The source of the problem is fundamentally rooted in the archaic building systems that simply do not have the ability to produce in a streamlined, efficient and considerately ethical manner. It is indeed for this reason that in 2011 and 2012 alone we have seen strikes of notable sizes in the states of Piauí, Ceará, Bahia, São Paulo, Espírito Santo, Pernambuco and Mato Grosso.
Everyone here is losing within this vicious circle when the situation does not need to be as such…
Fez Tá Pronto – genuine benefits for all in the contraction of Brazilian construction labour
The Fez Tá Pronto Construction System© presents a revolutionary and financially viable methodology, 100% focused on the base of the pyramid (in Brazil and throughout the emerging / developing world).
In addition to a number of socio-economic and environmental benefits, we create employment and income at grand scale throughout the production chain – all whilst using disqualified labour sources, young people and women. Our building sites operate to the highest standards of health and safety, ensuring that working conditions are well above Brazilian minimum requirements. Furthermore our salary levels reach up to three times the norm paid by the mainstream real estate developers in Brazil.
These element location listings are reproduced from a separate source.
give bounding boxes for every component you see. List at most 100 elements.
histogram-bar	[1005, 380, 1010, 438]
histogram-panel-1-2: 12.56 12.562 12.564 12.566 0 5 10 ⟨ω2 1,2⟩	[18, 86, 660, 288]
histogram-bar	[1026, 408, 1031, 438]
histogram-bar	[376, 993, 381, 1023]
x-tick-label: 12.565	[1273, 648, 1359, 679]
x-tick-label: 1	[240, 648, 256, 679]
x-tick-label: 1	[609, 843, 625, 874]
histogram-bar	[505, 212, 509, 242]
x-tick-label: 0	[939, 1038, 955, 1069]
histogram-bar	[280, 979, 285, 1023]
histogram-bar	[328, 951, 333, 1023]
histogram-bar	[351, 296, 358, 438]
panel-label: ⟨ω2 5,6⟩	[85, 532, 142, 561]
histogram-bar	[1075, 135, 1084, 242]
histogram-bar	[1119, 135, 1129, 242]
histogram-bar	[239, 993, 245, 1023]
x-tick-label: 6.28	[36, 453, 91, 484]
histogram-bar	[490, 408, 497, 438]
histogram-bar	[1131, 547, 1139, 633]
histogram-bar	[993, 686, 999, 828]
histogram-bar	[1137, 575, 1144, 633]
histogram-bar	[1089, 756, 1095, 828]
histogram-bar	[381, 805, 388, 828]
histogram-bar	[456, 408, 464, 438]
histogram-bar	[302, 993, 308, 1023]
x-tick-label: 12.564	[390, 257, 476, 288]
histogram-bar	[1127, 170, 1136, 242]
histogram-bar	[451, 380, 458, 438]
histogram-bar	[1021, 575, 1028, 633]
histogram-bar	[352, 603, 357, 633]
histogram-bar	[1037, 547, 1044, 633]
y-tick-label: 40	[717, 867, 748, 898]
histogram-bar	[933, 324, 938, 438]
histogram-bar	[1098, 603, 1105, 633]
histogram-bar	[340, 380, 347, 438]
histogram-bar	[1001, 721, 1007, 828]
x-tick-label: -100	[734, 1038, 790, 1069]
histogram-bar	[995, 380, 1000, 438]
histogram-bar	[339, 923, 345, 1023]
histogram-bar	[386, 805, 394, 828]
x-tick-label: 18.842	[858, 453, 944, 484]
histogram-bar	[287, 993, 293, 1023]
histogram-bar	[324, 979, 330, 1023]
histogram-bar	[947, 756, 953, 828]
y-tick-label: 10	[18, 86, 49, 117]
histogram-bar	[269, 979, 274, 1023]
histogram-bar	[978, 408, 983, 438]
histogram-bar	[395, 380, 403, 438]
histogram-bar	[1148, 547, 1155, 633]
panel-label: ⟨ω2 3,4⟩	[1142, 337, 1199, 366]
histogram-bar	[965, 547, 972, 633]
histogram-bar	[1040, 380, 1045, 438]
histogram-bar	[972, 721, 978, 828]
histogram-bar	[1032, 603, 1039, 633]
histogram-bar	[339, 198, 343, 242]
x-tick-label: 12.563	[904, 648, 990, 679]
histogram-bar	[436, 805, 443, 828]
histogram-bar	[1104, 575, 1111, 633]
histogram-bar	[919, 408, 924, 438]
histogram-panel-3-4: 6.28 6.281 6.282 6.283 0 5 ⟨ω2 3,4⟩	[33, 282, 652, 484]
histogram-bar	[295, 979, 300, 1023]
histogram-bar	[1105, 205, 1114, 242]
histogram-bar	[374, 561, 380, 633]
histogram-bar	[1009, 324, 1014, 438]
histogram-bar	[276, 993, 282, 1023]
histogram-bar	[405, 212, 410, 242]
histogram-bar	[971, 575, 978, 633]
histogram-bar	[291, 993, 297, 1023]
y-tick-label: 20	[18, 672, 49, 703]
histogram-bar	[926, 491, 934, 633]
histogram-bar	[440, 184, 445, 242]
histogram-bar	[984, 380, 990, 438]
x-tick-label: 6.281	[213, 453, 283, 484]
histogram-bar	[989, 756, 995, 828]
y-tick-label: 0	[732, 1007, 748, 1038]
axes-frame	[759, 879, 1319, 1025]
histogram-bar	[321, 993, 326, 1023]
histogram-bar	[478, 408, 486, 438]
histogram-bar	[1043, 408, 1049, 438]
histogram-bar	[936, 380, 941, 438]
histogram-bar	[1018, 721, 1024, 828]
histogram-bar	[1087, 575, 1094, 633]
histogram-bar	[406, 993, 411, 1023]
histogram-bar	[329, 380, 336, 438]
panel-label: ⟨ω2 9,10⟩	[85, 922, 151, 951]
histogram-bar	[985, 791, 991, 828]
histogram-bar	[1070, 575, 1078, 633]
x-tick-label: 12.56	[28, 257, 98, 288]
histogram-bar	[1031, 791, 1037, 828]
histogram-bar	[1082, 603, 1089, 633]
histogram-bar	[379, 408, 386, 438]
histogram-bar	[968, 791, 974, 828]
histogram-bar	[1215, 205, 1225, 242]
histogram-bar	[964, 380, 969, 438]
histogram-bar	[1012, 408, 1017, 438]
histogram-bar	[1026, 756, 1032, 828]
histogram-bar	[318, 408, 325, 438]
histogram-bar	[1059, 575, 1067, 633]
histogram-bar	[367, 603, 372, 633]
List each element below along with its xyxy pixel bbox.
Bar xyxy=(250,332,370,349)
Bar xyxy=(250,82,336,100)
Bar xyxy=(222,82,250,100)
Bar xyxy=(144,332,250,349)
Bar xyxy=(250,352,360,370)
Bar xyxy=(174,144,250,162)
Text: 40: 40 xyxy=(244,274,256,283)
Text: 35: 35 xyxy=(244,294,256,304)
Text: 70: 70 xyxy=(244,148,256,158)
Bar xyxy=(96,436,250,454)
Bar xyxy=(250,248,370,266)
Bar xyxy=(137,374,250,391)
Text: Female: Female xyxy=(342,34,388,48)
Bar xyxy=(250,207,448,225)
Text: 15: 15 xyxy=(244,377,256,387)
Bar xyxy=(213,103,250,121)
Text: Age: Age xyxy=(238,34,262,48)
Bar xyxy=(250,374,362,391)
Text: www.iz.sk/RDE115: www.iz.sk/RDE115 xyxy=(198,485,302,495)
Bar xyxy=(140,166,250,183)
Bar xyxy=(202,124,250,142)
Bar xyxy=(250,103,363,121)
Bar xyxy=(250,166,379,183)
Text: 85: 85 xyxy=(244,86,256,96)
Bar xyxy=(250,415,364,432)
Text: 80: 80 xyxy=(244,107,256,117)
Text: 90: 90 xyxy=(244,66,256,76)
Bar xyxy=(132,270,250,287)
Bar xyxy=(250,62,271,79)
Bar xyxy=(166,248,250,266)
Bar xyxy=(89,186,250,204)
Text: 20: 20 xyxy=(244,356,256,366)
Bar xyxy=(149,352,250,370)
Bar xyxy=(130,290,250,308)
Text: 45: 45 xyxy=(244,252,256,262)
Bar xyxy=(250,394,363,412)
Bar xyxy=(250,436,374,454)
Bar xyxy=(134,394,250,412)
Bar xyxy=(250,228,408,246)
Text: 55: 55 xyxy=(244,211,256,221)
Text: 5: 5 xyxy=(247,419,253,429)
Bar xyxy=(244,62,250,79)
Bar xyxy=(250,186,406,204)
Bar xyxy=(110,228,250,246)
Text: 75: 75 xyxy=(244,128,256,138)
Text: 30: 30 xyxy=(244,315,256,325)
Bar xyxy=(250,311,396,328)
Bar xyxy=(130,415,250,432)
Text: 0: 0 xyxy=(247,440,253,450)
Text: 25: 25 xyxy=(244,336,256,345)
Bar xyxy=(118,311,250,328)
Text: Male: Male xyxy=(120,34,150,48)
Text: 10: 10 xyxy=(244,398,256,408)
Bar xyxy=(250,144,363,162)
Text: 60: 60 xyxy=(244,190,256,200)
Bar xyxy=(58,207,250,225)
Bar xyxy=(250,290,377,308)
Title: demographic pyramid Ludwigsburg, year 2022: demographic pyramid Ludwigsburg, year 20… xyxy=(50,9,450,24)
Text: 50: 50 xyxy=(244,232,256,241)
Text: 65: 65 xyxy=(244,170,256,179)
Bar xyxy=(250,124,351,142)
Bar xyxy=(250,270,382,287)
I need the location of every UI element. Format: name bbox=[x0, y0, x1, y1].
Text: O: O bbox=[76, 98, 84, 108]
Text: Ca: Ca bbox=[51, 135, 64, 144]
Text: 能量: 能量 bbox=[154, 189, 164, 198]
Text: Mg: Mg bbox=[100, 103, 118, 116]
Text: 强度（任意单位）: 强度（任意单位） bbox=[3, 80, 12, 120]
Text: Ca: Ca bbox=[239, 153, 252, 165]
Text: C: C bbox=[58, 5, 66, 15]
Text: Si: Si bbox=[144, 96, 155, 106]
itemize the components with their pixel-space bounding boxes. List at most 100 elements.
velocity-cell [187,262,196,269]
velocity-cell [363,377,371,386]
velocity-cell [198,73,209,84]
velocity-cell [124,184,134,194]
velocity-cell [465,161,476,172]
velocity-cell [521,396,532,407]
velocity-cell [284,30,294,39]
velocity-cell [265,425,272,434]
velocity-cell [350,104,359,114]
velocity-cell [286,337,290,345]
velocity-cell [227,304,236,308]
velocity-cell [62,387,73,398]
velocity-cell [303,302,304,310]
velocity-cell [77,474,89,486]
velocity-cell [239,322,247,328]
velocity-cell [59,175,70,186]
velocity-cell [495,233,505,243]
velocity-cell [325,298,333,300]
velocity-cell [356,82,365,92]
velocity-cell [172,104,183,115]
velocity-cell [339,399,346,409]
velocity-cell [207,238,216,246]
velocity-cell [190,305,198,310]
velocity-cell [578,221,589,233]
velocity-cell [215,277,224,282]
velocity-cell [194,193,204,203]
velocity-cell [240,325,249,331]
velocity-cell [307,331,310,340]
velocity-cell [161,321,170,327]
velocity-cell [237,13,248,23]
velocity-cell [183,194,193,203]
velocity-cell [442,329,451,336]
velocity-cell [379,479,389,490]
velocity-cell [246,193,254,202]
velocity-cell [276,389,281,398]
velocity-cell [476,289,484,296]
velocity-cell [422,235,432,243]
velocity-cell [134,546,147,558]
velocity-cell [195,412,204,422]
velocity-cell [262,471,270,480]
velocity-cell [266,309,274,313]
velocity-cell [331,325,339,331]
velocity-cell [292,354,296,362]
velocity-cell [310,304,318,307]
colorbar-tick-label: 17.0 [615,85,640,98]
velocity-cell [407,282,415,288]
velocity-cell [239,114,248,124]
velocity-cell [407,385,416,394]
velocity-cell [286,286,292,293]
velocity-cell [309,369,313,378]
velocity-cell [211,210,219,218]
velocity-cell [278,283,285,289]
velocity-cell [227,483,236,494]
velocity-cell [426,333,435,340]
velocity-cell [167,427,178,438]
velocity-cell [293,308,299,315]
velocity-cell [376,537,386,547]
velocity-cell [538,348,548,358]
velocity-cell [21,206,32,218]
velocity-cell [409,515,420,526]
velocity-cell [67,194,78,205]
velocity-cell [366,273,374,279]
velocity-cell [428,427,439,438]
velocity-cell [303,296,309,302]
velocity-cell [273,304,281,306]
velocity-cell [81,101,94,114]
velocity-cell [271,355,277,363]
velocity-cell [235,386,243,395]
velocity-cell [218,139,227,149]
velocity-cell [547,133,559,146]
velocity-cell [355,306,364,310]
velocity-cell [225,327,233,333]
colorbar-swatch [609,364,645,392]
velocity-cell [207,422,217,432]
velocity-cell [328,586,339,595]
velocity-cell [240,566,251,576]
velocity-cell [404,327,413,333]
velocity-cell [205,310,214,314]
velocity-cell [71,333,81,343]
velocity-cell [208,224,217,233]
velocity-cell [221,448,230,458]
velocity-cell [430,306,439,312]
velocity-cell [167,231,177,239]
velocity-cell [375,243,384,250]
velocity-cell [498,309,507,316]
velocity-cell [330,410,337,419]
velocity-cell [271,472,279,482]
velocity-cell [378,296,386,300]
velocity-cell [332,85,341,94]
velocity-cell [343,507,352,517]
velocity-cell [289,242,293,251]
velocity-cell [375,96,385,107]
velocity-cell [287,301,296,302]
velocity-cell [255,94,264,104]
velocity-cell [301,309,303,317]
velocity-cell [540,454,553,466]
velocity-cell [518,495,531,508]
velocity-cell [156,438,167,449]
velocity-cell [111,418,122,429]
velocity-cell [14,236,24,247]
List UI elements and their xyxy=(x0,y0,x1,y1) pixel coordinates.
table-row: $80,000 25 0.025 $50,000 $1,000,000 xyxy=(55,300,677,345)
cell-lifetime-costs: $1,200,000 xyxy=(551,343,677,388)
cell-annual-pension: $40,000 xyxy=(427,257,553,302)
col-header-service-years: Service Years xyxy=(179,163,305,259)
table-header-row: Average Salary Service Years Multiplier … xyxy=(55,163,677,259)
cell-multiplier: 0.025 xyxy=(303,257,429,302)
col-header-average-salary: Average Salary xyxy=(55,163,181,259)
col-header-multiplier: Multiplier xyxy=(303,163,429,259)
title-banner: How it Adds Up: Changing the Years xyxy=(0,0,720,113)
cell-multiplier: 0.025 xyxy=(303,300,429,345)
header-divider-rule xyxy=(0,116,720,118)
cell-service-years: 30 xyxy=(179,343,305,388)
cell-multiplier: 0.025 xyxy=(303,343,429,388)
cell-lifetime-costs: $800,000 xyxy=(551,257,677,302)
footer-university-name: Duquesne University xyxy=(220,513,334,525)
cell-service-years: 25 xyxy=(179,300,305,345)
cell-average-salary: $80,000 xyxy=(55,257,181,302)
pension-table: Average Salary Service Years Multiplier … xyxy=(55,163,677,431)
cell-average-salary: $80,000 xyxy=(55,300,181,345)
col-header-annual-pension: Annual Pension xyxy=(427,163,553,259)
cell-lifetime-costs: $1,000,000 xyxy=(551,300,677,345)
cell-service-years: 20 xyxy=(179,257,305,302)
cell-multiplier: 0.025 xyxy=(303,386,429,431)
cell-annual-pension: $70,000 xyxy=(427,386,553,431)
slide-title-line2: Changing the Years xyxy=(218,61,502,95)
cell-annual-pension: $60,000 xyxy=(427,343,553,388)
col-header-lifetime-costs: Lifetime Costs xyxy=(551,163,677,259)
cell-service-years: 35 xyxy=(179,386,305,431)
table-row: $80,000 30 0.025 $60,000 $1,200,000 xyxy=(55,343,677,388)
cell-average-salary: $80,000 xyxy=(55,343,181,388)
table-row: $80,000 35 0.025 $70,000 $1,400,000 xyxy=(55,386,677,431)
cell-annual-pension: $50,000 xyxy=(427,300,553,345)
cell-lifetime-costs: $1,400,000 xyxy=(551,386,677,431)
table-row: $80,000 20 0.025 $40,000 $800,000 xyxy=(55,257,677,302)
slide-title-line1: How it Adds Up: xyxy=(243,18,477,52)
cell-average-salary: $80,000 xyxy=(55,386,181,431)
To demonstrate, if we look at the state of Rio de Janeiro (the location of our headquarters and the region with the highest affordable housing deficit in the country), it can be seen that law nº 5.950 (enacted on 13th April 2011) stipulates a minimum salary for construction workers at R$ 686.34. In truth, the salaries for qualified bricklayers within the majority of Rio de Janeiro cities, ranges from R$ 1,000 and R$ 1,200 – Fez Tá Pronto block layers earn at least double this amount.